- From: Erik Wilde <dret@berkeley.edu>
- Date: Tue, 04 Nov 2008 11:01:49 -0800
- To: Subbu Allamaraju <subbu@subbu.org>
- CC: Mike Schinkel <mikeschinkel@gmail.com>, "'Mark Nottingham'" <mnot@mnot.net>, "'Ian Hickson'" <ian@hixie.ch>, "'Jerome Louvel'" <contact@noelios.com>, whatwg@lists.whatwg.org, uri@w3.org, rest-discuss@yahoogroups.com
hello. > If I understand correctly, Mike's argument for supporting templates is > to avoid requiring JS support. So, a RESTful server that needs to be > consumed by a browser without requiring JS support has just one option - > that is to use a media type that can be recognized by browsers, which is > HTML. That is, it uses (X)HTML representations, supports query > parameters and forms.

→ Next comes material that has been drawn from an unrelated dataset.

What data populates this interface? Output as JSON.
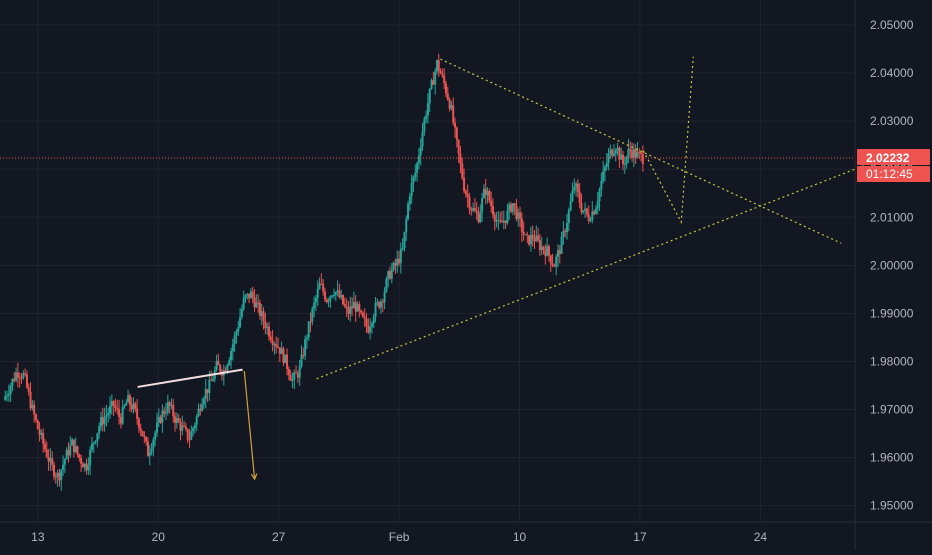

The so-called API server therefore becomes a web > server. supported representations can be determined dynamically by content negotiation, and the idea would exactly be that there is no difference between these two things you call "API server" and "web server". they are RESTful servers supporting RESTful interactions. some of them may decide to support XHTML representations, others may not. but i don't think we should make that distinction of servers; on the contrary, i think the web should take every step possible into a direction where that perceived difference between "API servers" and "web servers" disappears, and where technologies that somehow create that distinction (such as HTML forms) are fixed (with reasonable transition strategies in place). cheers, dret.